Letícia Novaes (ou Letrux), outro nome muito (e com justiça) falado em 2017 por seu álbum Letrux em Noite de Climão, gostou tanto que incluiu um trecho da canção em seu show. "Foi um trabalho que me laçou de forma muito envolvente. Tem espiritualidade, mas tem humor, tem tesão. Acho foda demais. E ele é tão novo e tão intenso. É um fenômeno", diz ela.

Letrux e Baco Exu do Blues são atrações da terceira edição do Guaiamum Treloso Rural, espécie de prévia carnavalesca que acontece hoje no Recife e  se transformou num verdadeiro festival, com um line-up que reúne ainda nomes como Nação Zumbi, Elza Soares, Cidadão Instigado e Francisco, El Hombre (outra revelação do ano
passado com apresentações catárticas).

Filho de Salvador da Bahia, Baco é mais um artista da terra - na esteira de outros como Afrocidade, Àttooxxá, BaianaSystem e Larissa Luz -, que corre por fora da afamada cena da axé music, que hoje vive uma crise profunda. "Existiu uma transformação do tempo", avalia Baco. "Há um tempo as pessoas viam o axé como concorrência, hoje é influência. Eu acho que essa nova safra da música é uma resposta da própria cidade". 

Baco chamou atenção pela primeira vez em 2016 quando lançou o single "Sulicídio" em parceria com o MC pernambucano Diomedes Chinaski, que já circulara bastante na internet naquele ano. Mais uma vez muito pela poesia crua em que transformou a sua revolta com o preconceito com os nordestinos.

Diz a letra: "Sem amor pelos rappers do Rio / Nem paixão por vocês de São Paulo / Vou matar todos a sangue frio / E eu tenho caixão pra caralho / Minha lírica, cítrica, implica e complica e aplica". "É um grito de 'escute o Nordeste'. Esse preconceito com os nordestinos vem de todos os lados, inclusive na música", aponta Baco.

Ele relata que a primeira vez que foi a São Paulo, sentiu isso na pele com as piadinhas que advinham ao primeiro sinal de sotaque.
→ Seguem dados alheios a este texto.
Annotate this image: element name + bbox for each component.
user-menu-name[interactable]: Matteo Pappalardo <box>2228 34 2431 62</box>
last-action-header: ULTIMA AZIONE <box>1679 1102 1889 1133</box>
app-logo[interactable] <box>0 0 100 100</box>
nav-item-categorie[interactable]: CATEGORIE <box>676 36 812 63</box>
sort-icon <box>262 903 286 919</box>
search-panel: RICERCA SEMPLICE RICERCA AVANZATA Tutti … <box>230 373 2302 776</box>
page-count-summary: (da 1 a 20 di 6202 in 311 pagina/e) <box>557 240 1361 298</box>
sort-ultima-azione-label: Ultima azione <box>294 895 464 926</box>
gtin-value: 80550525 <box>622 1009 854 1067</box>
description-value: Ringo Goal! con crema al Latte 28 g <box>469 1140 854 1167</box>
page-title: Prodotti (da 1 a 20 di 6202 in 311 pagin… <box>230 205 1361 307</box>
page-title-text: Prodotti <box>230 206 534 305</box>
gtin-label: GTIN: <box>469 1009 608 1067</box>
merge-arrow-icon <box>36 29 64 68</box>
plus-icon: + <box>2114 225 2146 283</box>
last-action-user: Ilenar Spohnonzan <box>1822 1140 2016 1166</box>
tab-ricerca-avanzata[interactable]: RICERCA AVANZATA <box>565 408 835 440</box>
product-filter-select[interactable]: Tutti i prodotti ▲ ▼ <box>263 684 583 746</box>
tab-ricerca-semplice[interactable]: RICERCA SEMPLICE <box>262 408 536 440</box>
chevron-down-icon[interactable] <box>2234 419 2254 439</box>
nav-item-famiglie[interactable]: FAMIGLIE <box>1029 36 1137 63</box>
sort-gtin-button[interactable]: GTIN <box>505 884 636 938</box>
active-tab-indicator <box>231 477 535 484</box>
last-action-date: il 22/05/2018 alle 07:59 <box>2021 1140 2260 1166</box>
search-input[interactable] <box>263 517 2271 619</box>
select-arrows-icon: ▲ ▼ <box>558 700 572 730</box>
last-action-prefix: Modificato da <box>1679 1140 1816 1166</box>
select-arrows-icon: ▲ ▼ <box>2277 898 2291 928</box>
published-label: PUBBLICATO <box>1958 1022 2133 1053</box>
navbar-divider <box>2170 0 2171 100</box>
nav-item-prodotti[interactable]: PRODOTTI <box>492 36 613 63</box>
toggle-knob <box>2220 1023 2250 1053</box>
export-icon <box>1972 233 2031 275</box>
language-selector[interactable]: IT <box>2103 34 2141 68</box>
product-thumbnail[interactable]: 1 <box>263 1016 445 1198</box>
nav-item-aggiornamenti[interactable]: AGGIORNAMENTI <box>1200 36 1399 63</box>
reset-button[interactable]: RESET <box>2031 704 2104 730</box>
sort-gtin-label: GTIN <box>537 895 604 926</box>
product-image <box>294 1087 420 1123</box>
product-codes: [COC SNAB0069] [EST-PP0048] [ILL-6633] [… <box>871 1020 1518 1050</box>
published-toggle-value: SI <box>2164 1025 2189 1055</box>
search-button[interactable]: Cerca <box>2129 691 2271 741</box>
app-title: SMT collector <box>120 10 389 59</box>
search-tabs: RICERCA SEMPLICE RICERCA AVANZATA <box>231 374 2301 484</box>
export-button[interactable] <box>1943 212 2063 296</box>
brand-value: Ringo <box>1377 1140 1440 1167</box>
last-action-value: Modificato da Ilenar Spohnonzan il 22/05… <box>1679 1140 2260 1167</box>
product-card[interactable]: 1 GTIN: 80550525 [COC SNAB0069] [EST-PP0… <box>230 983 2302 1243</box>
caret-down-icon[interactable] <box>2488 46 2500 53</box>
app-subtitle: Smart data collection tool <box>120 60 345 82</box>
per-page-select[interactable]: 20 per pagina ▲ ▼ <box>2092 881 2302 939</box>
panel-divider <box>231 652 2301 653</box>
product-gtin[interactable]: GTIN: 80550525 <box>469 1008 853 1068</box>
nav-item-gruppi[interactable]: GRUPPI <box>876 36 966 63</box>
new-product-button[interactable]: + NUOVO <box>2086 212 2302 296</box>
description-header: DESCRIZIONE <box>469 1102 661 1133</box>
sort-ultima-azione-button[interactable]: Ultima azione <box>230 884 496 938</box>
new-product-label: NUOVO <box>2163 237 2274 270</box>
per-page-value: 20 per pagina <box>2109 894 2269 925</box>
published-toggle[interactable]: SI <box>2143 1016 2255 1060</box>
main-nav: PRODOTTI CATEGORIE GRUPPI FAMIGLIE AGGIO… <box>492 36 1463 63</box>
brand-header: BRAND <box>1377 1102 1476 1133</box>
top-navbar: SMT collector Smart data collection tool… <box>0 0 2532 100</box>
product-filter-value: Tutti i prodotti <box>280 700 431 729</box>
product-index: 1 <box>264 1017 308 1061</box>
Algo, diz, que muda quando você se torna conhecido. "Aí as pessoas passam a ter medo de você".

Negro, Baco sofreu preconceito duplo. "O racismo só vai mudar quando os pretos afrontarem isso. É aquela história: nunca deixe uma pessoa que levantou a mão pra você levantar pra mais alguém. As pessoas tentam mascarar o racismo, fingir que não são racistas, com aquela história de 'eu tenho um amigo preto'. Ter uma pessoa negra no seu círculo social não faz de você uma pessoa não racista", sublinha.

Em meio a uma intensa estrada, Baco prepara um novo disco que deve sair até o início de 2019. Serão dez canções, todas com participações, sendo apenas "duas ou três" de nomes do rap. Singles e videoclipes ainda vão sair antes disso. "Tem todo um tempo para acontecer", despista. Ele que não se preocupe tanto, observa a apresentadora e radialista Roberta Martinelli. "Se em 'Sulicídio' ele queria chamar atenção para o rap feito no Nordeste, ele pode ficar tranquilo. A atenção está com ele".